For When You Get Lost: A Candid Conversation with Director Michelle Steffes and Writer Jennifer Sorenson Image

For When You Get Lost: A Candid Conversation with Director Michelle Steffes and Writer Jennifer Sorenson

By Parker Whitmore | March 6, 2024

We had a lot of discussions about humor, and where it was coming from, but the way I see the world can be unusual. I’ll share with you that my dad, when he died, the coroner came into the room, and his name was Dick Fucamma — and somebody else might have been too distraught to notice, but I obviously noticed that right away. I was looking at his name tag and thought, “This is what life is. Dick Fucamma comes into a room and takes your dad away from you.” These are things that happen in real life, and the filter I have over human experience is tuned to that chaos.  Whereas I think other people might not see it as much.

Michelle: People can get stuck in the pain and not let their perception rise to the comedy or absurdity of a situation when that might be exactly what they need most — and Jennifer and I tried to see both of those colors at the same time.  This isn’t to say that you shouldn’t take things seriously, but life has always been a healthy marriage between comedy and tragedy.

With Film Threat being a publication all about indies — I wanted to go back to some interviews you both have done in the past and take a moment to dive into your thoughts on independent filmmaking… Michelle, you said in an interview with the LA Times in 2020 (surrounding a short film that you had done), “There’s a unique way of telling stories in that medium where they can be funny, or heart-wrenching, or scary all in this very short period of time.” How did you work in those areas of finite time and use that knowledge to crack into your first feature? How did your experience in shorts help you expand creatively into a long-form landscape?

Michelle: Thinking back to a couple of the shorts that I’ve directed that have been two of my favorites, one is called Summoned and another is The Interview  — with the latter being about the last job interview on Earth. It follows this man as he crosses an apocalyptic Los Angeles to get to an interview because he really wants work. Which is ridiculous but very human. In a sense, none of us will ever not want the job. And with Summoned, the joke is that the main character is trying to summon the spirit of her lost fiancé but ends up accidentally summoning who the universe thinks is her lost love — which is a guy she made out with in a closet in the fifth grade. 
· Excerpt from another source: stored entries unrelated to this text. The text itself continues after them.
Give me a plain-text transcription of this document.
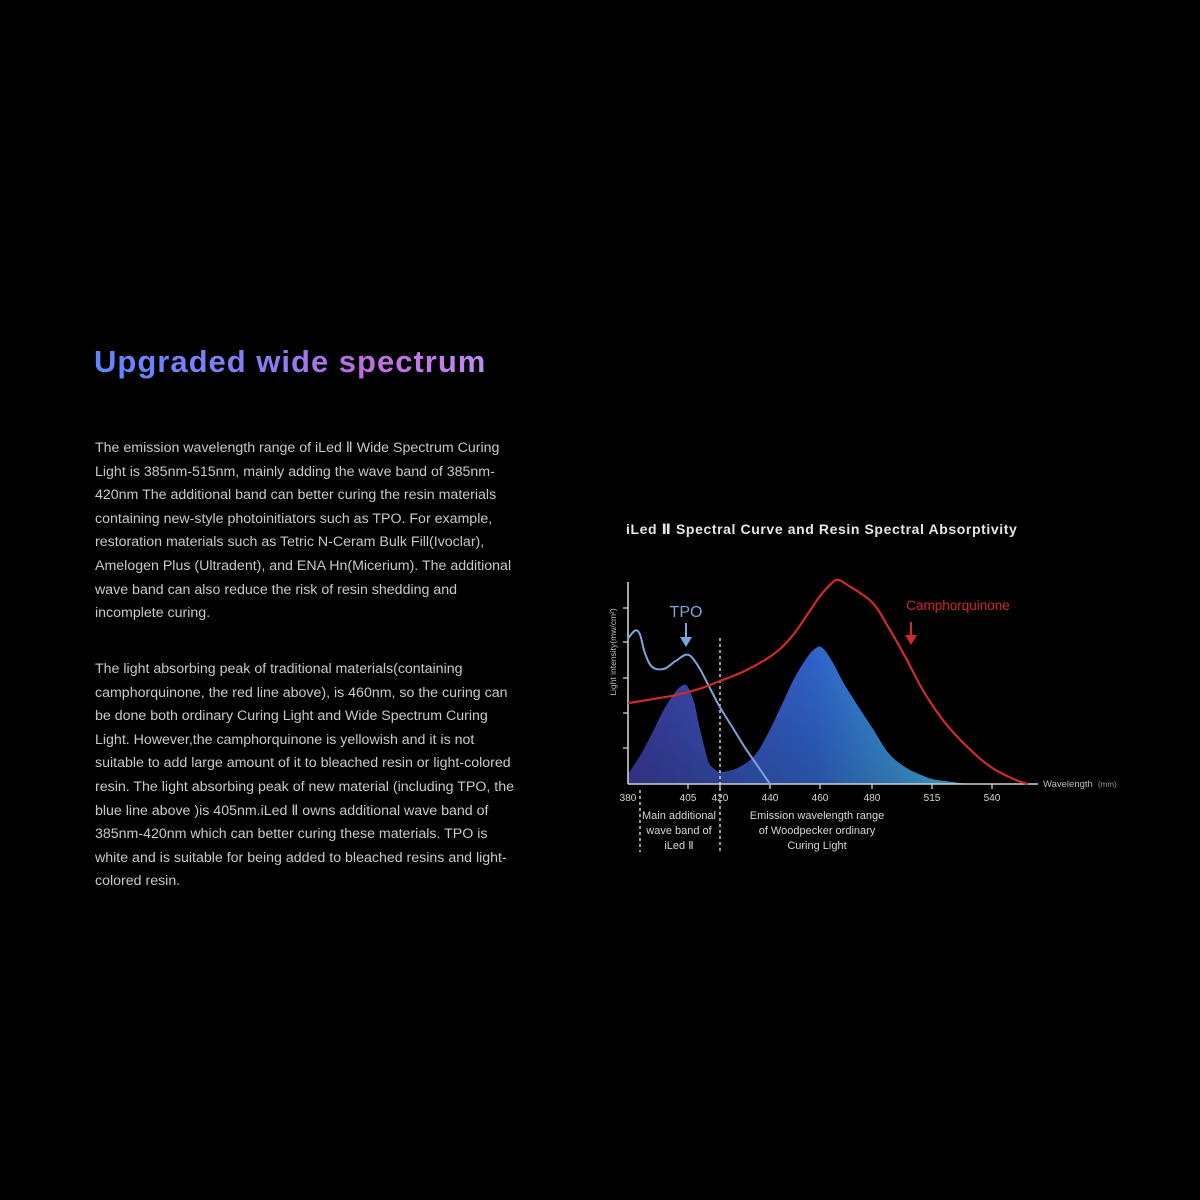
Upgraded wide spectrum

The emission wavelength range of iLed Ⅱ Wide Spectrum Curing Light is 385nm-515nm, mainly adding the wave band of 385nm-420nm The additional band can better curing the resin materials containing new-style photoinitiators such as TPO. For example, restoration materials such as Tetric N-Ceram Bulk Fill(Ivoclar), Amelogen Plus (Ultradent), and ENA Hn(Micerium). The additional wave band can also reduce the risk of resin shedding and incomplete curing.

The light absorbing peak of traditional materials(containing camphorquinone, the red line above), is 460nm, so the curing can be done both ordinary Curing Light and Wide Spectrum Curing Light. However,the camphorquinone is yellowish and it is not suitable to add large amount of it to bleached resin or light-colored resin. The light absorbing peak of new material (including TPO, the blue line above )is 405nm.iLed Ⅱ owns additional wave band of 385nm-420nm which can better curing these materials. TPO is white and is suitable for being added to bleached resins and light-colored resin.

iLed Ⅱ Spectral Curve and Resin Spectral Absorptivity
380	405 420	440	460	480	515	540
TPO	Camphorquinone
Light intensity(mw/cm²)
Wavelength (mm)
Main additional
wave band of
iLed Ⅱ
Emission wavelength range
of Woodpecker ordinary
Curing Light
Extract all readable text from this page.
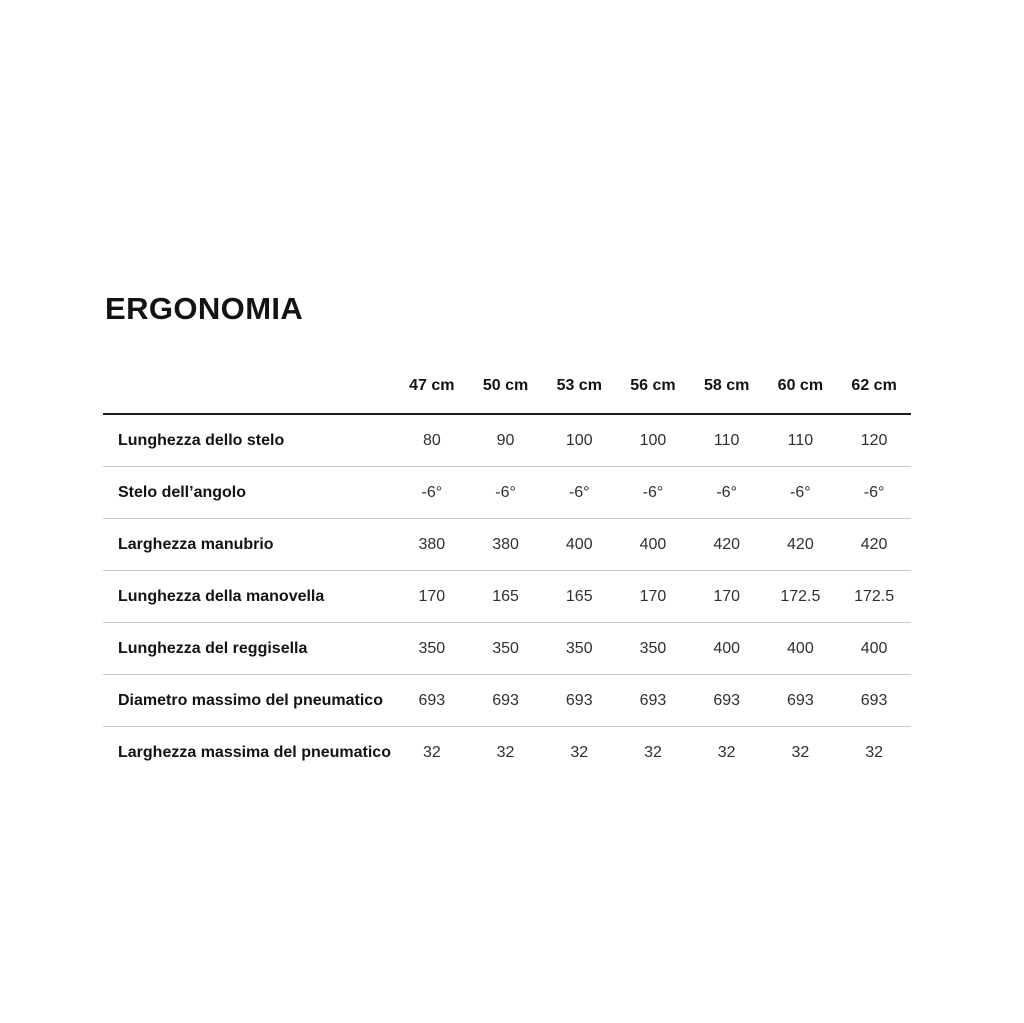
ERGONOMIA
	47 cm	50 cm	53 cm	56 cm	58 cm	60 cm	62 cm
Lunghezza dello stelo	80	90	100	100	110	110	120
Stelo dell’angolo	-6°	-6°	-6°	-6°	-6°	-6°	-6°
Larghezza manubrio	380	380	400	400	420	420	420
Lunghezza della manovella	170	165	165	170	170	172.5	172.5
Lunghezza del reggisella	350	350	350	350	400	400	400
Diametro massimo del pneumatico	693	693	693	693	693	693	693
Larghezza massima del pneumatico	32	32	32	32	32	32	32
“…life has always been a healthy marriage between comedy and tragedy.”

Both are presented as drama (or horror), but there’s an obvious turn into comedy. What the freedom of short films can allow, and by extension indie projects, is that larger ability to subvert expectations without having to jump through as many hoops. Doing things in the short form can carry interesting opportunities for pacing in longer feature films, and Jennifer and I were able to cut dramatic convention against our comedy

Jennifer, you gave an interview on Ruth Hill’s Media From the Heart in 2016 where you said, “Indie films changed my life.” And went on to say, “When you get a good indie film, you get to do things that you would never get to do in a studio film.”  Piggybacking off of what Michelle just touched on, I hoped that you could articulate a little bit more about what indie films mean to you, and your ongoing spark of creativity in that space? In what ways has independent filmmaking changed your life, and how is it still changing your life? 
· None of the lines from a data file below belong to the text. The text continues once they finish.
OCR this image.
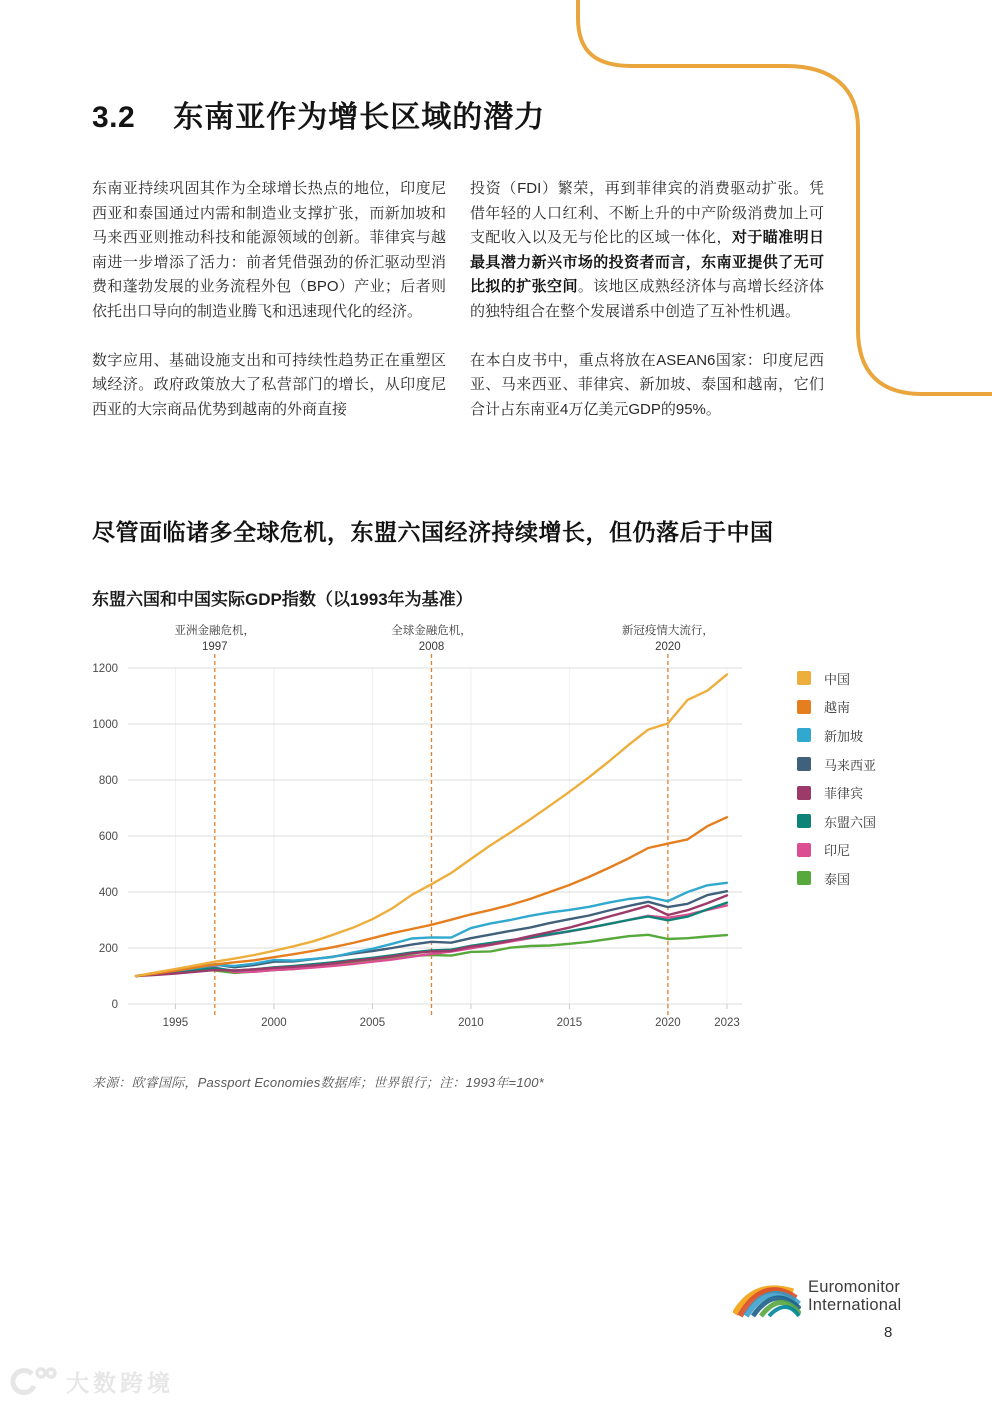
3.2 东南亚作为增长区域的潜力

东南亚持续巩固其作为全球增长热点的地位，印度尼西亚和泰国通过内需和制造业支撑扩张，而新加坡和马来西亚则推动科技和能源领域的创新。菲律宾与越南进一步增添了活力：前者凭借强劲的侨汇驱动型消费和蓬勃发展的业务流程外包（BPO）产业；后者则依托出口导向的制造业腾飞和迅速现代化的经济。

数字应用、基础设施支出和可持续性趋势正在重塑区域经济。政府政策放大了私营部门的增长，从印度尼西亚的大宗商品优势到越南的外商直接

投资（FDI）繁荣，再到菲律宾的消费驱动扩张。凭借年轻的人口红利、不断上升的中产阶级消费加上可支配收入以及无与伦比的区域一体化，对于瞄准明日最具潜力新兴市场的投资者而言，东南亚提供了无可比拟的扩张空间。该地区成熟经济体与高增长经济体的独特组合在整个发展谱系中创造了互补性机遇。

在本白皮书中，重点将放在ASEAN6国家：印度尼西亚、马来西亚、菲律宾、新加坡、泰国和越南，它们合计占东南亚4万亿美元GDP的95%。

尽管面临诸多全球危机，东盟六国经济持续增长，但仍落后于中国
东盟六国和中国实际GDP指数（以1993年为基准）
0
200
400
600
800
1000
1200
1995	2000	2005	2010	2015	2020	2023
亚洲金融危机，
1997
全球金融危机，
2008
新冠疫情大流行，
2020
中国
越南
新加坡
马来西亚
菲律宾
东盟六国
印尼
泰国
来源：欧睿国际，Passport Economies数据库；世界银行；注：1993年=100*
Euromonitor
International
8
大数跨境
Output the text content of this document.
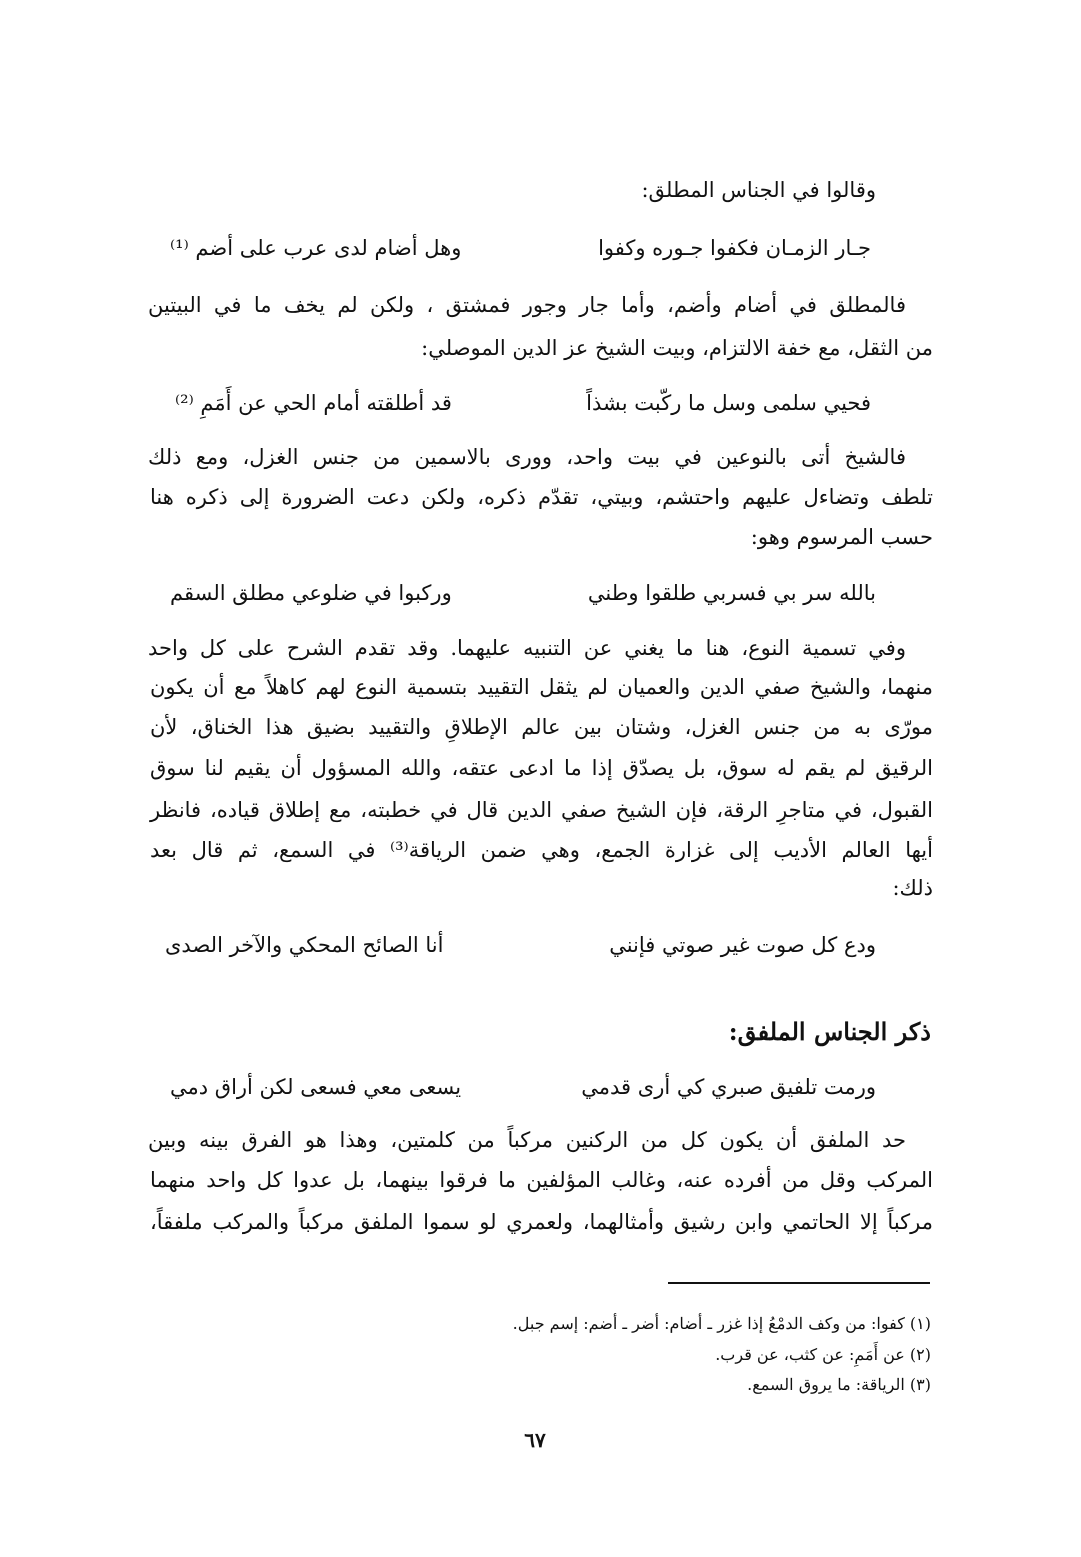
وقالوا في الجناس المطلق:
جـار الزمـان فكفوا جـوره وكفوا
وهل أضام لدى عرب على أضم ⁽¹⁾
فالمطلق في أضام وأضم، وأما جار وجور فمشتق ، ولكن لم يخف ما في البيتين
من الثقل، مع خفة الالتزام، وبيت الشيخ عز الدين الموصلي:
فحيي سلمى وسل ما ركّبت بشذاً
قد أطلقته أمام الحي عن أَمَمِ ⁽²⁾
فالشيخ أتى بالنوعين في بيت واحد، وورى بالاسمين من جنس الغزل، ومع ذلك
تلطف وتضاءل عليهم واحتشم، وبيتي، تقدّم ذكره، ولكن دعت الضرورة إلى ذكره هنا
حسب المرسوم وهو:
بالله سر بي فسربي طلقوا وطني
وركبوا في ضلوعي مطلق السقم
وفي تسمية النوع، هنا ما يغني عن التنبيه عليهما. وقد تقدم الشرح على كل واحد
منهما، والشيخ صفي الدين والعميان لم يثقل التقييد بتسمية النوع لهم كاهلاً مع أن يكون
مورّى به من جنس الغزل، وشتان بين عالم الإطلاقِ والتقييد بضيق هذا الخناق، لأن
الرقيق لم يقم له سوق، بل يصدّق إذا ما ادعى عتقه، والله المسؤول أن يقيم لنا سوق
القبول، في متاجرِ الرقة، فإن الشيخ صفي الدين قال في خطبته، مع إطلاق قياده، فانظر
أيها العالم الأديب إلى غزارة الجمع، وهي ضمن الرياقة⁽³⁾ في السمع، ثم قال بعد
ذلك:
ودع كل صوت غير صوتي فإنني
أنا الصائح المحكي والآخر الصدى
ذكر الجناس الملفق:
ورمت تلفيق صبري كي أرى قدمي
يسعى معي فسعى لكن أراق دمي
حد الملفق أن يكون كل من الركنين مركباً من كلمتين، وهذا هو الفرق بينه وبين
المركب وقل من أفرده عنه، وغالب المؤلفين ما فرقوا بينهما، بل عدوا كل واحد منهما
مركباً إلا الحاتمي وابن رشيق وأمثالهما، ولعمري لو سموا الملفق مركباً والمركب ملفقاً،
(١) كفوا: من وكف الدمْعُ إذا غزر ـ أضام: أضر ـ أضم: إسم جبل.
(٢) عن أَمَمِ: عن كثب، عن قرب.
(٣) الرياقة: ما يروق السمع.
٦٧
Jennifer: Indie film has absolutely changed my life. It’s so funny because I said that stuff years ago, and I feel more connected to it now than I ever did then. Hopefully, it will continue to change my life for the better, that catharsis and those opportunities to work with great people along the way. Michelle and I had this talk a lot when we were on set and things were hard, and we would look at each other and remember that we didn’t have to answer to anyone. We could do dark jokes, we could try stuff, and we wouldn’t have to have it go through fifteen different people for them to tell us that the joke isn’t good — or that they don’t get it. We got to do whatever we wanted within the budget that we had, and there were no real creative constraints. 

More than that, I think some of the logistical constraints because of an indie budget made our creative choices even better. You have to think outside the box. Indie film is, and I say this now having a world premier at the Austin Film Festival tonight, but it is so hard. Like, really-really hard. I don’t understand the people who do independent projects but aren’t really that passionate about them. Michelle and I are so lucky that every single person who worked on this film was so passionate about it, to the point where it makes me cry because they’re as proud as they are.

You can feel it in the movie. Everybody wanted to be there, and they believed in this story for whatever reason. They committed, and that’s not something you often get. I can’t say I’ve done a ton of studio movies, and I’d love to do those, but I don’t think there’s anything more satisfying than making a film like For When You Get Lost. Working with Michelle and having a creative collaboration where everyone shared the same goal, from top to bottom, was incredible. I don’t know what it would be like to make a studio movie, and I hope I make one someday, but even if you have to trade logistical comfort for creative freedom — those restrictions feed your creativity.  If we were given more this film might not have worked.